All well and good, but Botstein's admirable self-control prevents him from fully exploiting the myriad of brilliant effects Bartók calls for in his masterpiece the Concerto for Orchestra. It is as if the thought of having to compete with some of the greatest conductors in the world, both past and present, made Botstein more than usually cautious when conducting this work. A halfhearted Concerto for Orchestra is doomed to disappoint and I am afraid this is what we have here.

The first movement, however, does not so much suffer from the conductor's intellectual policies as it does from something much more mundane - a too slow tempo. This, for example, creates a severe lack of frisson at the timpani's entry at 3.23 and the brass players are clearly at sea at key moments such as around 8.30, nearing the end of the movement.

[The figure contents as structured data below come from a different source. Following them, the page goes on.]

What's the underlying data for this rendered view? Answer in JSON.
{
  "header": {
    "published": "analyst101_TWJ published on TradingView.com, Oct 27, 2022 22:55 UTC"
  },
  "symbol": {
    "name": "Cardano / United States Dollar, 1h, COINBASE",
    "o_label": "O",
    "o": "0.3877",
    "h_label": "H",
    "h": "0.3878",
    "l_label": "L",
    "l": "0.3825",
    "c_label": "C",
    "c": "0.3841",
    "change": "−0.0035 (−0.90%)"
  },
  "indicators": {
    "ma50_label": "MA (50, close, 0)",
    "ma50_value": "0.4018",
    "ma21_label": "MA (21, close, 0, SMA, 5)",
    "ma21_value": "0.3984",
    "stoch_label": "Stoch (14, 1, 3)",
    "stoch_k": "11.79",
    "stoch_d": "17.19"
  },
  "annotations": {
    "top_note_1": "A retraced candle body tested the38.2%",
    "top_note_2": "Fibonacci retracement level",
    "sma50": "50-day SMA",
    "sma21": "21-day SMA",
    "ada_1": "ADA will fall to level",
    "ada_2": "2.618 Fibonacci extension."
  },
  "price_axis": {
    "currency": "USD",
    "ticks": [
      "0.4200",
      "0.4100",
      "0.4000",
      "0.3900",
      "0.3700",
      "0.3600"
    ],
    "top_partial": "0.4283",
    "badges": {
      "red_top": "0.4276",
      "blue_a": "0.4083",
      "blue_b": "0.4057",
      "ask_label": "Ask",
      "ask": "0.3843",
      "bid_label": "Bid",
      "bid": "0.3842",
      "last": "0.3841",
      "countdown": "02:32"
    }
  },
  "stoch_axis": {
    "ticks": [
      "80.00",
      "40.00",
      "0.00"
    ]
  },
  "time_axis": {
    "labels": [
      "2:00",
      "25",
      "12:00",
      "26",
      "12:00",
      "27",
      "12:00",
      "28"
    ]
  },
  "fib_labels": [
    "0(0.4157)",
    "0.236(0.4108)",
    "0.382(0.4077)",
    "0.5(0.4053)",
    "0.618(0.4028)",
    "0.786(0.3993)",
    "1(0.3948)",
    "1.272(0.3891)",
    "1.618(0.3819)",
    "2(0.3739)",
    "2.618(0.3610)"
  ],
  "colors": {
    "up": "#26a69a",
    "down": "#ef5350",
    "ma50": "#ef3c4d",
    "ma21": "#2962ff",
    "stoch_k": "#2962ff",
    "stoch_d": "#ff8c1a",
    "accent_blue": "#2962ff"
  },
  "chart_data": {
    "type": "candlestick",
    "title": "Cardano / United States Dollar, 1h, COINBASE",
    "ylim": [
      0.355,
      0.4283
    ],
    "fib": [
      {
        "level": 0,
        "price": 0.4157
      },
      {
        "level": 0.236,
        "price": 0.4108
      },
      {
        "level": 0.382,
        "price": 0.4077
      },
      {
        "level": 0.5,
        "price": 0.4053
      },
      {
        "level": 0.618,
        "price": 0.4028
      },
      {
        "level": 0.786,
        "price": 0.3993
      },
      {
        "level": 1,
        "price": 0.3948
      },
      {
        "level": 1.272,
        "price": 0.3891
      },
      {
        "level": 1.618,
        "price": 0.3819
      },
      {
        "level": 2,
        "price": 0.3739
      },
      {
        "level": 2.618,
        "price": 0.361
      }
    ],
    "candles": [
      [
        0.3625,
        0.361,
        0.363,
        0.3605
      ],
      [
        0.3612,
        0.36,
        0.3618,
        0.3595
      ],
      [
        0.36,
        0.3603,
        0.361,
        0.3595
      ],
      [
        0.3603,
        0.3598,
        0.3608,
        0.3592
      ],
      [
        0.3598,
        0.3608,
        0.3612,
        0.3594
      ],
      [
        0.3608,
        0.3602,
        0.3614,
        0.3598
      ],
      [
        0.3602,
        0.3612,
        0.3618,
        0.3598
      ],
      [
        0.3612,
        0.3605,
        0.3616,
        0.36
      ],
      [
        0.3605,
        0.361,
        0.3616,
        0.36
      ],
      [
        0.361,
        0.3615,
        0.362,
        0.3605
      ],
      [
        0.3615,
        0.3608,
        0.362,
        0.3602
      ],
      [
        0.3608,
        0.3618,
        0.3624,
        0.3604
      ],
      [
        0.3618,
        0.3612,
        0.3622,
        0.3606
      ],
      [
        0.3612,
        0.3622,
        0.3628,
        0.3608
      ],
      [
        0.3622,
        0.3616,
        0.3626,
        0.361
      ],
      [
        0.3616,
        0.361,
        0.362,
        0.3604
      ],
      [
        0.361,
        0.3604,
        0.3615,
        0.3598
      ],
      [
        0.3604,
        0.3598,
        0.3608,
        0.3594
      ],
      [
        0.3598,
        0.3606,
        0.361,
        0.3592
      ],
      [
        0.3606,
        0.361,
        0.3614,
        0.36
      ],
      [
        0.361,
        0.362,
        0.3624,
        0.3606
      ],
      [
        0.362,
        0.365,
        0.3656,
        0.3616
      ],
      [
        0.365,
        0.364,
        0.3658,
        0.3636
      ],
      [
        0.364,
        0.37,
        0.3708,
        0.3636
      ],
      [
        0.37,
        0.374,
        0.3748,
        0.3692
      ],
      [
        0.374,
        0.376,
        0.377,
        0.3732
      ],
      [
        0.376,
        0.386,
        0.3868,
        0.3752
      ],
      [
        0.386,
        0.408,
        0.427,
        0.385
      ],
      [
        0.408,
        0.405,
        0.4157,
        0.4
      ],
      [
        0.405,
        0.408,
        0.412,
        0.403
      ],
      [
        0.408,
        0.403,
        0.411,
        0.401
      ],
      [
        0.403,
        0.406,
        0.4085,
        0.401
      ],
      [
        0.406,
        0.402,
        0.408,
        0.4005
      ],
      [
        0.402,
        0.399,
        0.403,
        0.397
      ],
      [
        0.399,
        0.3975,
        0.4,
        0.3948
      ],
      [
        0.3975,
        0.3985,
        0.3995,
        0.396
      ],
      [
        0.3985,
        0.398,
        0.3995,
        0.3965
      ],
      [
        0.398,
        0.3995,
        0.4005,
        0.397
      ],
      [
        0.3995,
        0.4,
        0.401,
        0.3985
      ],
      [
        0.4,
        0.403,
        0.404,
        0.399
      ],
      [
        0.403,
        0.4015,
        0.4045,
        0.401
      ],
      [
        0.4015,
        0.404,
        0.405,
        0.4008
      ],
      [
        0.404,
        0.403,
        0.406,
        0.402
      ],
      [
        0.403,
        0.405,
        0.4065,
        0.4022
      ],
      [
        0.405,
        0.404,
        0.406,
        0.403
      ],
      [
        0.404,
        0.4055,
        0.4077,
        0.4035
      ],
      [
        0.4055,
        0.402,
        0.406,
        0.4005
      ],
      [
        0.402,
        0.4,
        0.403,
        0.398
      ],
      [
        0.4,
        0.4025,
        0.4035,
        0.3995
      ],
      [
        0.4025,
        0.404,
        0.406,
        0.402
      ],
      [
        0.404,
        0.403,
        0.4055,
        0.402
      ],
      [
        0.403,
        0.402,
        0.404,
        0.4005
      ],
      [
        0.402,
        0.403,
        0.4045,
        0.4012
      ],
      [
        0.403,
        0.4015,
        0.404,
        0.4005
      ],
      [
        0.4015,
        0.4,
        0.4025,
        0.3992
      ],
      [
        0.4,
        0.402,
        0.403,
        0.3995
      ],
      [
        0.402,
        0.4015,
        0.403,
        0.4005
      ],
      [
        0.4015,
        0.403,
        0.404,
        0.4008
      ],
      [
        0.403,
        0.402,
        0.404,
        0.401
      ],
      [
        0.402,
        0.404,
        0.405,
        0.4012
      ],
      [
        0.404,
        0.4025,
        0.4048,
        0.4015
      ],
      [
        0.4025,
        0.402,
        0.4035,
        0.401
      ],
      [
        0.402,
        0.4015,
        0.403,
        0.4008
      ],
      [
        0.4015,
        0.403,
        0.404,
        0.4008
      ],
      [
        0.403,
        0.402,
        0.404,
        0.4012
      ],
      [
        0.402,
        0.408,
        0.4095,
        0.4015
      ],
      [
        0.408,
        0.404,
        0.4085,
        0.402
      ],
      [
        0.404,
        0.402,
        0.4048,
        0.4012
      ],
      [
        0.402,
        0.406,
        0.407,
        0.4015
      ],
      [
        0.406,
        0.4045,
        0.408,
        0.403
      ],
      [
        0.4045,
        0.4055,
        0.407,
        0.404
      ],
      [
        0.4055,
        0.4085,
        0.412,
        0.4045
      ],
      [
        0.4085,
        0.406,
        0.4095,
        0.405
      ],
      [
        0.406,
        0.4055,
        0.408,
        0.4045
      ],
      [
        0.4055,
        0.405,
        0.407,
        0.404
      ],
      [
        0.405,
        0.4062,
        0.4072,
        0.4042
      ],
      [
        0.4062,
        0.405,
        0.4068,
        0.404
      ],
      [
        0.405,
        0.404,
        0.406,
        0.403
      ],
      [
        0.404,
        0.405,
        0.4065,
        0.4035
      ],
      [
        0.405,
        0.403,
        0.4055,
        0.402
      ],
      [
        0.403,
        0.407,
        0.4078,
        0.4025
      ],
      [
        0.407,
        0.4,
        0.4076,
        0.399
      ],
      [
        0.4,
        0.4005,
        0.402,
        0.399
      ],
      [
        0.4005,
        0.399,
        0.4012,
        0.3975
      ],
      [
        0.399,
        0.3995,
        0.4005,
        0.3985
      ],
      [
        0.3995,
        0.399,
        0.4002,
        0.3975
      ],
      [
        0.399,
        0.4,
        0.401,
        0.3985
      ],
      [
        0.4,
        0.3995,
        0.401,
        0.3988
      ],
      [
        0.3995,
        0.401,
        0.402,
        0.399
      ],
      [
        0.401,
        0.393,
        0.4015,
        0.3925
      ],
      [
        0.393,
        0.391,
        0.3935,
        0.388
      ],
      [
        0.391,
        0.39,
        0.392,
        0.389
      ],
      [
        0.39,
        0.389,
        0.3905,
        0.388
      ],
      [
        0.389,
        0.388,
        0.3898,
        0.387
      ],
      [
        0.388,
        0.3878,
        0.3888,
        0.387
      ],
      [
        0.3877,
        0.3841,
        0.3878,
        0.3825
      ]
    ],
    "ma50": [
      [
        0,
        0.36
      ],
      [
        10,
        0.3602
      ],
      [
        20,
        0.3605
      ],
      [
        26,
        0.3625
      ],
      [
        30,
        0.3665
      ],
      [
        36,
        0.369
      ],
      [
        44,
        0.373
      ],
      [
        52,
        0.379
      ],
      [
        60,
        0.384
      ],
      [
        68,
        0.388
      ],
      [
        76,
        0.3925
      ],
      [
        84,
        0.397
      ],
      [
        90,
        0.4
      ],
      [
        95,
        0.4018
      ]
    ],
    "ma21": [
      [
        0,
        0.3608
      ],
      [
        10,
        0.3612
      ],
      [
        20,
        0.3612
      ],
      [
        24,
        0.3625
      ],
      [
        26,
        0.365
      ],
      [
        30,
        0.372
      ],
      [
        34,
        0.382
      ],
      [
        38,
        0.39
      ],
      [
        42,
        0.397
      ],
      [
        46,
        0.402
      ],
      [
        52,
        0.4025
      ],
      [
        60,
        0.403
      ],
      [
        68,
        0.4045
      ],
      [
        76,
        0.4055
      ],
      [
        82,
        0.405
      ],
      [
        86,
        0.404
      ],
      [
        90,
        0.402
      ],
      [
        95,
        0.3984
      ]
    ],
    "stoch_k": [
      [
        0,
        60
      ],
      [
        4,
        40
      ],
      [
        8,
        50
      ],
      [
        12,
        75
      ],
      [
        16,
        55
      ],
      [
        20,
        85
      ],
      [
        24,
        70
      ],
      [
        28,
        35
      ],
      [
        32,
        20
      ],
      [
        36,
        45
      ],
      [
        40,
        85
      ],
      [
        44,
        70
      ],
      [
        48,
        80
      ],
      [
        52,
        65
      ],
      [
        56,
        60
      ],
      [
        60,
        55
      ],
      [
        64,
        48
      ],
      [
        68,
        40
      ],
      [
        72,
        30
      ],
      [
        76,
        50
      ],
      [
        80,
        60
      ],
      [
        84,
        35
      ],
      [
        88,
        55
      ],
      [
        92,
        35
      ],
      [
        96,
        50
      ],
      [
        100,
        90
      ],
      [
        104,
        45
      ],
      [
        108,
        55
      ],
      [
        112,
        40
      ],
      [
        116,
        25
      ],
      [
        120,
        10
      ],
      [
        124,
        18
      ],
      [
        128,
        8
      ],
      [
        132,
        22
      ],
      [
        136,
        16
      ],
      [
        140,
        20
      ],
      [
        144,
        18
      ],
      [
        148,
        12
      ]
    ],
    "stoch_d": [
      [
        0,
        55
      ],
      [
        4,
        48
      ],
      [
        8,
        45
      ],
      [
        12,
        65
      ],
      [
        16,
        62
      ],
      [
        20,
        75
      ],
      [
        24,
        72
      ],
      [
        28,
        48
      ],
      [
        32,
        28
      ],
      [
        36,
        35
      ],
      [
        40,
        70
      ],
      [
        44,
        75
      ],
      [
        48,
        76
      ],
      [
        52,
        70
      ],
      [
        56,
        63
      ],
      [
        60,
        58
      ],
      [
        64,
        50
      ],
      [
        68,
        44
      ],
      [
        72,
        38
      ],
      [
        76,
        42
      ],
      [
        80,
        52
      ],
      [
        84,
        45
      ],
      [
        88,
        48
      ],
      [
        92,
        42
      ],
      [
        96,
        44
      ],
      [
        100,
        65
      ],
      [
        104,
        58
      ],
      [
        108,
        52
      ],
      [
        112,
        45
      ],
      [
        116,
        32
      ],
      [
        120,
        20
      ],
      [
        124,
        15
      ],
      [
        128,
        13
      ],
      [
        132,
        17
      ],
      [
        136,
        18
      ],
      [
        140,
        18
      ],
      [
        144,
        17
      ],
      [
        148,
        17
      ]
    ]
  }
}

Bartók himself described the second movement 'Giuoco delle coppie' as having 'brilliant passages' but one would hardly recognise this in this performance.

The Elegia is, not surprisingly, much better as it incorporates those colours which Botstein finds easiest to convey. The end of the movement is particularly successful, the flute's famous passage beautifully achieved and perfectly balanced. The Intermezzo interrotto, however, is dismally under characterised. There has, in this music, to be either great warmth of tone or immense passion. Here it receives neither.

The sequence with harp and the strings playing harmonics (here at 4.15) in the Finale is played at too fast a tempo which causes a damaging lack of contrast with the following fugal section.

At the very end of this well-filled disc is the original, shorter ending of the last movement which, for those who have not heard it before, is something of a surprise. Although Bartók continued to claim his contentment with his original thoughts, he was undoubtedly right to make the change to the version familiar in concerts and previous recordings. Not that this is a first recording of the original ending - both Slatkin and Gatti included it as an 'extra' track on their BMG recordings.

If the coupling particularly appeals, you might consider picking up this CD. It is certainly different from most Bartók offerings. Otherwise try Gatti (Concerto and Divertimento for Strings) on Conifer or the classic Reiner recording of the Concerto (with the Music for Strings, Percussion & Celesta and the Hungarian Sketches) on RCA at mid price.